Changes in Tumor DNA Methylation with Decitabine
Stewart, David J.   
University of Texas MD Anderson Cancer Center, Houston, TX, United States

Impact of the new drug decitabine on human tumor DNA methylation will be assessed. Down-regulation of tumor suppressor genes & pro-apoptotic genes needed for chemotherapy efficacy may occur due to DNA hypermethylation. Decitabine may decrease DNA methylation & up-regulate gene expression at doses well below maximum tolerated dose (MTD), & effect may plateau at low doses. Six patients treated at each of 5 decitabine dose levels (2.5-20 mg/m2/day days 1-5 & 8-12 of a cycle) in a phase I trial will have tumor biopsies pre & post decitabine.
Aim 1 : To assess decitabine-induced changes in global DNA methylation, using ALU & LINE assays to compare pre- vs. post-decitabine tumor specimens, and to determine: a) if the effect on DNA methylation is linear at low doses but plateaus as decitabine dose increases; b) the dose at which any such plateau occurs. In later studies (beyond the scope of this grant) in more homogeneous patient populations we will assess if this plateau-level dose is as effective as the MTD: a) in single agent activity vs. specific cancers; b) at reversing resistance to other agents; and c) at demethylating and upregulating expression of silenced tumor suppressor & pro-apoptotic genes.
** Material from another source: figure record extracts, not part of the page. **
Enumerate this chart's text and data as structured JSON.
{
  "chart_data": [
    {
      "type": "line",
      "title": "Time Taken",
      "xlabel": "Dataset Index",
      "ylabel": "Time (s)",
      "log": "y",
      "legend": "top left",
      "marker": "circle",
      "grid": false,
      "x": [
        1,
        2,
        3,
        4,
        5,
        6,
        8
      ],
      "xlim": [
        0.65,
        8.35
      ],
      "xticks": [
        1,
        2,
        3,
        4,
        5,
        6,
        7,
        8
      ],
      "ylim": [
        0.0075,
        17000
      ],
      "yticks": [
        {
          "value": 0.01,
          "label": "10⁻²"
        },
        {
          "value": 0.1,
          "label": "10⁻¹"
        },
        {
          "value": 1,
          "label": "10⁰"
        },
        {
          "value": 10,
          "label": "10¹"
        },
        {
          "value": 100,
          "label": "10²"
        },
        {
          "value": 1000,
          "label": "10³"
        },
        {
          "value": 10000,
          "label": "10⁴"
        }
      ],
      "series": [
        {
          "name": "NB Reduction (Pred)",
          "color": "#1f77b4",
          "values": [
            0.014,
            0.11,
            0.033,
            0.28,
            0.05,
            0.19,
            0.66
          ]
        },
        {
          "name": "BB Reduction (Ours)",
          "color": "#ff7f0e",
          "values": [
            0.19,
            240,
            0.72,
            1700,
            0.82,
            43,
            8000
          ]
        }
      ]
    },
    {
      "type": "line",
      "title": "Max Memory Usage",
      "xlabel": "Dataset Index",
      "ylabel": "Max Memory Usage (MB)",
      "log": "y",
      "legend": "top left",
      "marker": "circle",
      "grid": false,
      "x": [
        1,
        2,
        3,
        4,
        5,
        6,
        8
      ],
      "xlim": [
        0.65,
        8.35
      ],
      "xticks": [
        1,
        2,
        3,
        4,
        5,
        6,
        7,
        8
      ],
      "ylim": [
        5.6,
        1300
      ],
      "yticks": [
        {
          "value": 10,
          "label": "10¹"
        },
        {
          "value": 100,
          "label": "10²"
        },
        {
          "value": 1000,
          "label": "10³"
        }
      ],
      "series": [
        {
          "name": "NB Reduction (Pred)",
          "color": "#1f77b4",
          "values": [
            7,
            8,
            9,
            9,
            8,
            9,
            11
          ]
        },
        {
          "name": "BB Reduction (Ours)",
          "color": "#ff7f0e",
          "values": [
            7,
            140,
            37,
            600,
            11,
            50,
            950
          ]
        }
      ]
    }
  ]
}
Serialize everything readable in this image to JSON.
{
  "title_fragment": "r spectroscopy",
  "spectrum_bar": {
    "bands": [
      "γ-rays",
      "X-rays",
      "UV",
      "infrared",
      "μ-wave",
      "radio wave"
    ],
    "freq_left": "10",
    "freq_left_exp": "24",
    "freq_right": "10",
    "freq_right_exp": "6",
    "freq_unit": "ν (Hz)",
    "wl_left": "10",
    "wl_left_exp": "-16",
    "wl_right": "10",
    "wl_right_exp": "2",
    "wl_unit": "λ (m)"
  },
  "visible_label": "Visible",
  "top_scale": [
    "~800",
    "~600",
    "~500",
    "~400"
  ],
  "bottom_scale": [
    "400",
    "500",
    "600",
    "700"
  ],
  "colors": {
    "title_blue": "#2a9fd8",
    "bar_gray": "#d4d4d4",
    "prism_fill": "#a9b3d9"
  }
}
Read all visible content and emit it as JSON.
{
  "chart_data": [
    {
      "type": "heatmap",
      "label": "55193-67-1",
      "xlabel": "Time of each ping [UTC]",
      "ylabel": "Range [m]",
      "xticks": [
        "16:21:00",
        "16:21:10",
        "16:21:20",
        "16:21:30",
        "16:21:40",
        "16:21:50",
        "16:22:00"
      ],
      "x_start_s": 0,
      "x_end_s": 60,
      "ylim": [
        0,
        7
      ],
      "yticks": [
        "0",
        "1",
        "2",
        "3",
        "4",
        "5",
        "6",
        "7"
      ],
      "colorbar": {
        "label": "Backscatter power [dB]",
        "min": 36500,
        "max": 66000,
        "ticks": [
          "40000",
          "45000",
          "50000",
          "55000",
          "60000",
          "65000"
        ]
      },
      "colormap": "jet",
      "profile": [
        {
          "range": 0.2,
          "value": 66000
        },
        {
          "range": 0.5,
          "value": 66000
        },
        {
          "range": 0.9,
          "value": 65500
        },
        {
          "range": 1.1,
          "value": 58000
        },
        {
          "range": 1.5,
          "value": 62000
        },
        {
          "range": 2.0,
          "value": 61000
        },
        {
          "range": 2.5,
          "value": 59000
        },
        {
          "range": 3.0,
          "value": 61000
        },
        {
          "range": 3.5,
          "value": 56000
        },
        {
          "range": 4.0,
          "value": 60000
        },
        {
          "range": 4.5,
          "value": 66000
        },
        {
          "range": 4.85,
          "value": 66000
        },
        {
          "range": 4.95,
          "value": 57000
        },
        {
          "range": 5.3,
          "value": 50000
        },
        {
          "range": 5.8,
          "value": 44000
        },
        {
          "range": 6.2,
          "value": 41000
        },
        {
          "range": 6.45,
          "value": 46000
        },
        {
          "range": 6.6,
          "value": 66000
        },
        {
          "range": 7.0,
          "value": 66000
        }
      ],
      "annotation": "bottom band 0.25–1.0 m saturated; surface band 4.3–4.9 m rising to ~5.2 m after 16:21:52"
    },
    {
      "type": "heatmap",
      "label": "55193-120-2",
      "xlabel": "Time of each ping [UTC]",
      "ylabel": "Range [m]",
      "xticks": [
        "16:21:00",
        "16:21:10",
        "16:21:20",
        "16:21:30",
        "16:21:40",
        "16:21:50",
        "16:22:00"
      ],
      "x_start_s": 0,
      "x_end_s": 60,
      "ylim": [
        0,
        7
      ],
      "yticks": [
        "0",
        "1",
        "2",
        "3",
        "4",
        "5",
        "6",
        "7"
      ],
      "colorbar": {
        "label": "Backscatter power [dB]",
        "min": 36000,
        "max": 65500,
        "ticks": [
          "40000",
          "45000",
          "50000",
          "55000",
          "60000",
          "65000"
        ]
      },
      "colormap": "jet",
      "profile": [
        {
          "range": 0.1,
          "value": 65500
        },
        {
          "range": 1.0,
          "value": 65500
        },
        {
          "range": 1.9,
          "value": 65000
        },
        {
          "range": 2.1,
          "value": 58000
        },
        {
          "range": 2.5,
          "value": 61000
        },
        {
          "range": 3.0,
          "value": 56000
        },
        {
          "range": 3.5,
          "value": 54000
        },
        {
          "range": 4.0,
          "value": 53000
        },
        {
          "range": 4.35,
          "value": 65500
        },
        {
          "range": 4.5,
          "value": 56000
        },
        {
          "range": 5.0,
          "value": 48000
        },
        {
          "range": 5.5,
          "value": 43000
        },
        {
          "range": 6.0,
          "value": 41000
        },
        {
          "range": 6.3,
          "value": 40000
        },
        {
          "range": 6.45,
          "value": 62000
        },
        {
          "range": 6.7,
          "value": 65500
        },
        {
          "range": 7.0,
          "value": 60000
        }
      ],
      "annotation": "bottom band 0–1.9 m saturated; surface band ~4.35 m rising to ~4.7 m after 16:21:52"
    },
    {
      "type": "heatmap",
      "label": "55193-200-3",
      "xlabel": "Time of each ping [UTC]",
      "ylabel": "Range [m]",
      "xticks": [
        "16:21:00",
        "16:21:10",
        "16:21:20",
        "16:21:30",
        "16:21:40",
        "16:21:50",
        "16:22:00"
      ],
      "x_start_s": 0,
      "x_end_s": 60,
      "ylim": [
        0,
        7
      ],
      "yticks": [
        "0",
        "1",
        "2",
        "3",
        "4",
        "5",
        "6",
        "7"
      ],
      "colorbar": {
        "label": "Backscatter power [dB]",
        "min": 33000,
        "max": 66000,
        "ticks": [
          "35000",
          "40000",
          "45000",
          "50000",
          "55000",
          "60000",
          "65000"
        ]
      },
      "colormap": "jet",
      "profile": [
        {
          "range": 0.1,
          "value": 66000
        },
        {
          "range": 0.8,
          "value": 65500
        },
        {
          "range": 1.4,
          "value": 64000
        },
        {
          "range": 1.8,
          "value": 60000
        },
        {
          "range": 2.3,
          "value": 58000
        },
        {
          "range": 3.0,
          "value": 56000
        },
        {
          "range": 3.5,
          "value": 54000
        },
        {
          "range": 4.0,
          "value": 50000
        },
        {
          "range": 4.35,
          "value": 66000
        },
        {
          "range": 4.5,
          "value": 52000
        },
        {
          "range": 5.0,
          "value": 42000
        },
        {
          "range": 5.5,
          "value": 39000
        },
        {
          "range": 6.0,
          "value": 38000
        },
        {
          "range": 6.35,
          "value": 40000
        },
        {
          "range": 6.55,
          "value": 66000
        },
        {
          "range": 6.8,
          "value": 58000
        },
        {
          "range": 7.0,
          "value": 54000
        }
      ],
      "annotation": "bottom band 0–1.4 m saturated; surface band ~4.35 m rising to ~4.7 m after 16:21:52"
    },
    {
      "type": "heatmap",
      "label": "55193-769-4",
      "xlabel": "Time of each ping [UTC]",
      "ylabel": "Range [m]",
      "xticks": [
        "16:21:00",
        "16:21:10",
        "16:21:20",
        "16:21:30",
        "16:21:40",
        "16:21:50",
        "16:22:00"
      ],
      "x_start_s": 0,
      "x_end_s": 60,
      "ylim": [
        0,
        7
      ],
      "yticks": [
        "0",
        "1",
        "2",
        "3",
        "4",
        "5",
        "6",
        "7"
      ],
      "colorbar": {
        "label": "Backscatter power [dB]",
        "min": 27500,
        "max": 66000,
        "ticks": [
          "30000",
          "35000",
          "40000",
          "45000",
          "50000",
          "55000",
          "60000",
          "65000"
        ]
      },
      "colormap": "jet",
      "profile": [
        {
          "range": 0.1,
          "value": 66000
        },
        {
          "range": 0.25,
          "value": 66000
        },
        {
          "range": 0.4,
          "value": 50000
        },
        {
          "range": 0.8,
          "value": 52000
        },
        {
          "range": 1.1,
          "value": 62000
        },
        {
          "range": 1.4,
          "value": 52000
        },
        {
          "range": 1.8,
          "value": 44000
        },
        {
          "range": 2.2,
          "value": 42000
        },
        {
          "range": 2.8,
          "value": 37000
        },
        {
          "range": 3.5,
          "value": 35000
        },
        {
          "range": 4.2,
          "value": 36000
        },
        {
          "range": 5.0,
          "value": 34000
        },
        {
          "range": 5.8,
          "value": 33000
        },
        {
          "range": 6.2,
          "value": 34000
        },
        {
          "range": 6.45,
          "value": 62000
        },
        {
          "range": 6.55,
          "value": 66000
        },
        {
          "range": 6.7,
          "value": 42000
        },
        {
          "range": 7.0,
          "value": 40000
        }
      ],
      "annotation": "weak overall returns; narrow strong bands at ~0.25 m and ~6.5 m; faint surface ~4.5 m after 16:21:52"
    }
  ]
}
Aim 2 : To correlate changes in tumor with changes in peripheral blood mononuclear cell (PBMC) DNA methylation with decitabine. If decitabine impact on PBMC DNA methylation mirrors its impact on tumor DNA methylation, then PBMCs may serve as a useful surrogate for tumor DNA methylation.
Aim 3 : To use pyrosequencing to conduct preliminary proof-of-principle assessments of impact of decitabine on methylation of selected tumor-suppressor & pro-apoptotic genes. For individual tumors, we will preferentially assess genes frequently reported to be silenced by hypermethylation in that specific tumor type. Impact on individual genes will be confirmed in later studies (beyond the scope of this grant). This preliminary look at individual genes may provide a molecular rationale for future decitabine therapeutic studies in specific relevant tumor types.